伊勢を一拍二日で巡っていると甘味との接点が多いもの。
中でも赤福本店で食べる赤福が定番系の至福とすれば、赤福氷を食べることは伊勢の地でオアシスの湧き水を飲むようなものでしょうか。ただ、本店に入る隙がなかったので、 少し歩いて五十鈴川店を訪れました。
堆く盛られた氷に注がれた抹茶シロップ、少しずつ山を崩しながら冷たい抹茶を味わえば、
中から大きな赤福がゴロン。まるで琥珀のように発掘された瞬間に、心の中で叫んでしまいます。
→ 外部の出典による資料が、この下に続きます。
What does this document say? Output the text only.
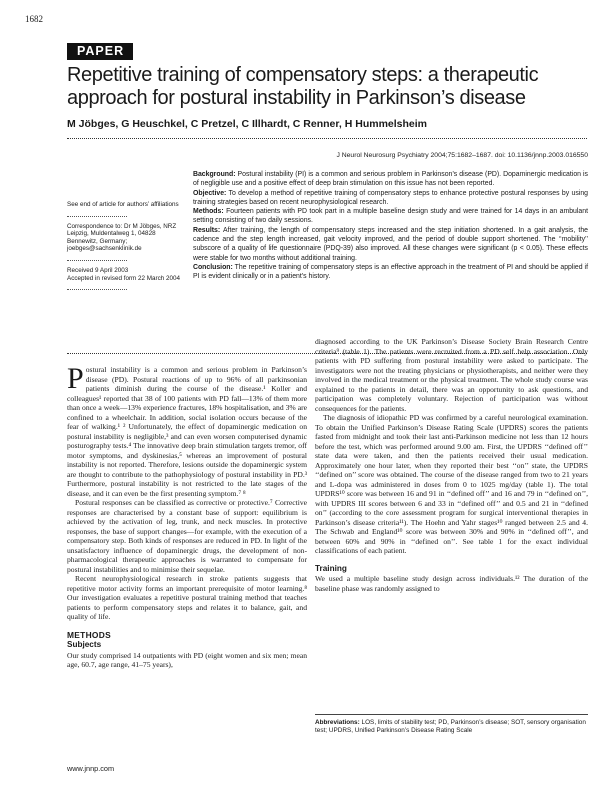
1682
PAPER
Repetitive training of compensatory steps: a therapeutic approach for postural instability in Parkinson’s disease
M Jöbges, G Heuschkel, C Pretzel, C Illhardt, C Renner, H Hummelsheim
J Neurol Neurosurg Psychiatry 2004;75:1682–1687. doi: 10.1136/jnnp.2003.016550

See end of article for authors’ affiliations

Correspondence to: Dr M Jöbges, NRZ Leipzig, Muldentalweg 1, 04828 Bennewitz, Germany; joebges@sachsenklinik.de

Received 9 April 2003

Accepted in revised form 22 March 2004

Background: Postural instability (PI) is a common and serious problem in Parkinson’s disease (PD). Dopaminergic medication is of negligible use and a positive effect of deep brain stimulation on this issue has not been reported.

Objective: To develop a method of repetitive training of compensatory steps to enhance protective postural responses by using training strategies based on recent neurophysiological research.

Methods: Fourteen patients with PD took part in a multiple baseline design study and were trained for 14 days in an ambulant setting consisting of two daily sessions.

Results: After training, the length of compensatory steps increased and the step initiation shortened. In a gait analysis, the cadence and the step length increased, gait velocity improved, and the period of double support shortened. The ‘‘mobility’’ subscore of a quality of life questionnaire (PDQ-39) also improved. All these changes were significant (p < 0.05). These effects were stable for two months without additional training.

Conclusion: The repetitive training of compensatory steps is an effective approach in the treatment of PI and should be applied if PI is evident clinically or in a patient’s history.

Postural instability is a common and serious problem in Parkinson’s disease (PD). Postural reactions of up to 96% of all parkinsonian patients diminish during the course of the disease.¹ Koller and colleagues¹ reported that 38 of 100 patients with PD fall—13% of them more than once a week—13% experience fractures, 18% hospitalisation, and 3% are confined to a wheelchair. In addition, social isolation occurs because of the fear of walking.¹ ² Unfortunately, the effect of dopaminergic medication on postural instability is negligible,³ and can even worsen computerised dynamic posturography tests.⁴ The innovative deep brain stimulation targets tremor, off motor symptoms, and dyskinesias,⁵ whereas an improvement of postural instability is not reported. Therefore, lesions outside the dopaminergic system are thought to contribute to the pathophysiology of postural instability in PD.³ Furthermore, postural instability is not restricted to the late stages of the disease, and it can even be the first presenting symptom.⁷ ⁸

Postural responses can be classified as corrective or protective.⁷ Corrective responses are characterised by a constant base of support: equilibrium is achieved by the activation of leg, trunk, and neck muscles. In protective responses, the base of support changes—for example, with the execution of a compensatory step. Both kinds of responses are reduced in PD. In light of the unsatisfactory influence of dopaminergic drugs, the development of non-pharmacological therapeutic approaches is warranted to compensate for postural instabilities and to minimise their sequelae.

Recent neurophysiological research in stroke patients suggests that repetitive motor activity forms an important prerequisite of motor learning.⁸ Our investigation evaluates a repetitive postural training method that teaches patients to perform compensatory steps and relates it to balance, gait, and quality of life.

METHODS
Subjects

Our study comprised 14 outpatients with PD (eight women and six men; mean age, 60.7, age range, 41–75 years),

diagnosed according to the UK Parkinson’s Disease Society Brain Research Centre criteria⁹ (table 1). The patients were recruited from a PD self help association. Only patients with PD suffering from postural instability were asked to participate. The investigators were not the treating physicians or physiotherapists, and neither were they involved in the medical treatment or the physical treatment. The whole study course was explained to the patients in detail, there was an opportunity to ask questions, and participation was completely voluntary. Rejection of participation was without consequences for the patients.

The diagnosis of idiopathic PD was confirmed by a careful neurological examination. To obtain the Unified Parkinson’s Disease Rating Scale (UPDRS) scores the patients fasted from midnight and took their last anti-Parkinson medicine not less than 12 hours before the test, which was performed around 9.00 am. First, the UPDRS ‘‘defined off’’ state data were taken, and then the patients received their usual medication. Approximately one hour later, when they reported their best ‘‘on’’ state, the UPDRS ‘‘defined on’’ score was obtained. The course of the disease ranged from two to 21 years and L-dopa was administered in doses from 0 to 1025 mg/day (table 1). The total UPDRS¹⁰ score was between 16 and 91 in ‘‘defined off’’ and 16 and 79 in ‘‘defined on’’, with UPDRS III scores between 6 and 33 in ‘‘defined off’’ and 0.5 and 21 in ‘‘defined on’’ (according to the core assessment program for surgical interventional therapies in Parkinson’s disease criteria¹¹). The Hoehn and Yahr stages¹⁰ ranged between 2.5 and 4. The Schwab and England¹⁰ score was between 30% and 90% in ‘‘defined off’’, and between 60% and 90% in ‘‘defined on’’. See table 1 for the exact individual classifications of each patient.

Training

We used a multiple baseline study design across individuals.¹² The duration of the baseline phase was randomly assigned to

Abbreviations: LOS, limits of stability test; PD, Parkinson’s disease; SOT, sensory organisation test; UPDRS, Unified Parkinson’s Disease Rating Scale
www.jnnp.com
室温に馴染んだ赤福の餡と違い、キンキンに冷やされた餡の美味しさは、少しずつ温度変化する変化を楽しむといったもの。
何度か食べ覚えのあるものが、ちょっと姿を変えるとプレミアムな存在に。経験と美味しさを両方食べられる喜びは、老舗の一品ならではのこと。
もちろん、食べ終えて頭が痛くなるなんてこともなく、参拝客の頭をキンキンにするのではなく、全身をクールダウンさせるの氷の質も、さすが赤福といった感じです。
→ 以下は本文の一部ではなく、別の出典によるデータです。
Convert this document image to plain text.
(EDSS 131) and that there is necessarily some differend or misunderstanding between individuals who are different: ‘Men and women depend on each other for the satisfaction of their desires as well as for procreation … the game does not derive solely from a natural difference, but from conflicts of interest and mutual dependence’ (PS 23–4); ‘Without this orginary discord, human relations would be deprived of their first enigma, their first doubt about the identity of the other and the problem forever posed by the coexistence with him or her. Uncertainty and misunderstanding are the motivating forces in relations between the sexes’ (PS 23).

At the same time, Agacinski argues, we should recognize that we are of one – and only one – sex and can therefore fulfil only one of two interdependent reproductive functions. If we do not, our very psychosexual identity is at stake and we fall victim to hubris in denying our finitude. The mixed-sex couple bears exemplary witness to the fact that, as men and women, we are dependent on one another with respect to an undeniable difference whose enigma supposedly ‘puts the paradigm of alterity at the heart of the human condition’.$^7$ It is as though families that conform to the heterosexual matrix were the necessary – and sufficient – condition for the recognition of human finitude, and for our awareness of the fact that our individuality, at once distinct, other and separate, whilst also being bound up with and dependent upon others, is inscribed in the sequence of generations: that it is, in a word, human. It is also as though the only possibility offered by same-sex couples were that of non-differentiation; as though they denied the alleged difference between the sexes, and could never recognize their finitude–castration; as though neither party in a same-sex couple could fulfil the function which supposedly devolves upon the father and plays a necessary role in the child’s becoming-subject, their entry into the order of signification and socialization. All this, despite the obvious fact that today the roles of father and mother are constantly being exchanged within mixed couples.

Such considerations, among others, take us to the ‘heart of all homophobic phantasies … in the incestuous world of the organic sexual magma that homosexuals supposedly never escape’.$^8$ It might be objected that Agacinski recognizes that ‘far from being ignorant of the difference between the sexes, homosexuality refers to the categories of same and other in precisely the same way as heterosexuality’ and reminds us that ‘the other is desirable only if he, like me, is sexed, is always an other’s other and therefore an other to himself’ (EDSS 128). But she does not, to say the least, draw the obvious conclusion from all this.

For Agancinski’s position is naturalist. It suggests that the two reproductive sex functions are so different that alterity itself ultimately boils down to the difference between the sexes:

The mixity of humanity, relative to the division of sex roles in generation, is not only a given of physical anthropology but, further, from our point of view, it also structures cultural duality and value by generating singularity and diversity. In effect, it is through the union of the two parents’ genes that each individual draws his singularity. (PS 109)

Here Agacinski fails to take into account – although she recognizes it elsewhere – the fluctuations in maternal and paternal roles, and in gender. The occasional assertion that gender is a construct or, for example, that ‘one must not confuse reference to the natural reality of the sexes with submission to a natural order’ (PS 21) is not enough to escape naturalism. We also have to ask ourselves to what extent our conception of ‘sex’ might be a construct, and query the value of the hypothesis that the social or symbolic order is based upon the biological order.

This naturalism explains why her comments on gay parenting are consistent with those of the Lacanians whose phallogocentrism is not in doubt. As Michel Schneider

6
一方、おはらい町の赤福本店から内宮方面に少し歩いて、小さな間口を抜けた先には
二つの趣ある建物からなる五十鈴川カフェが姿を現します。
川沿いのロケーションにピッタリの空間がそこにあり、あとは特等席が確保できるかだけがポイントです。
店内に入って注文したのは、コーヒーとシュークリームのセット。
これで550円。優しいお値段ですが、パリパリのシュー皮の中に詰まったカスタードクリームが、身体を更に優しく包んでくれます。
五十鈴川の静かな流れを見下ろす特等席には、優雅で贅沢な時間が流れ、対岸に咲く桜の姿を想像しながら、次にお伊勢さんになることが待ち遠しくなります。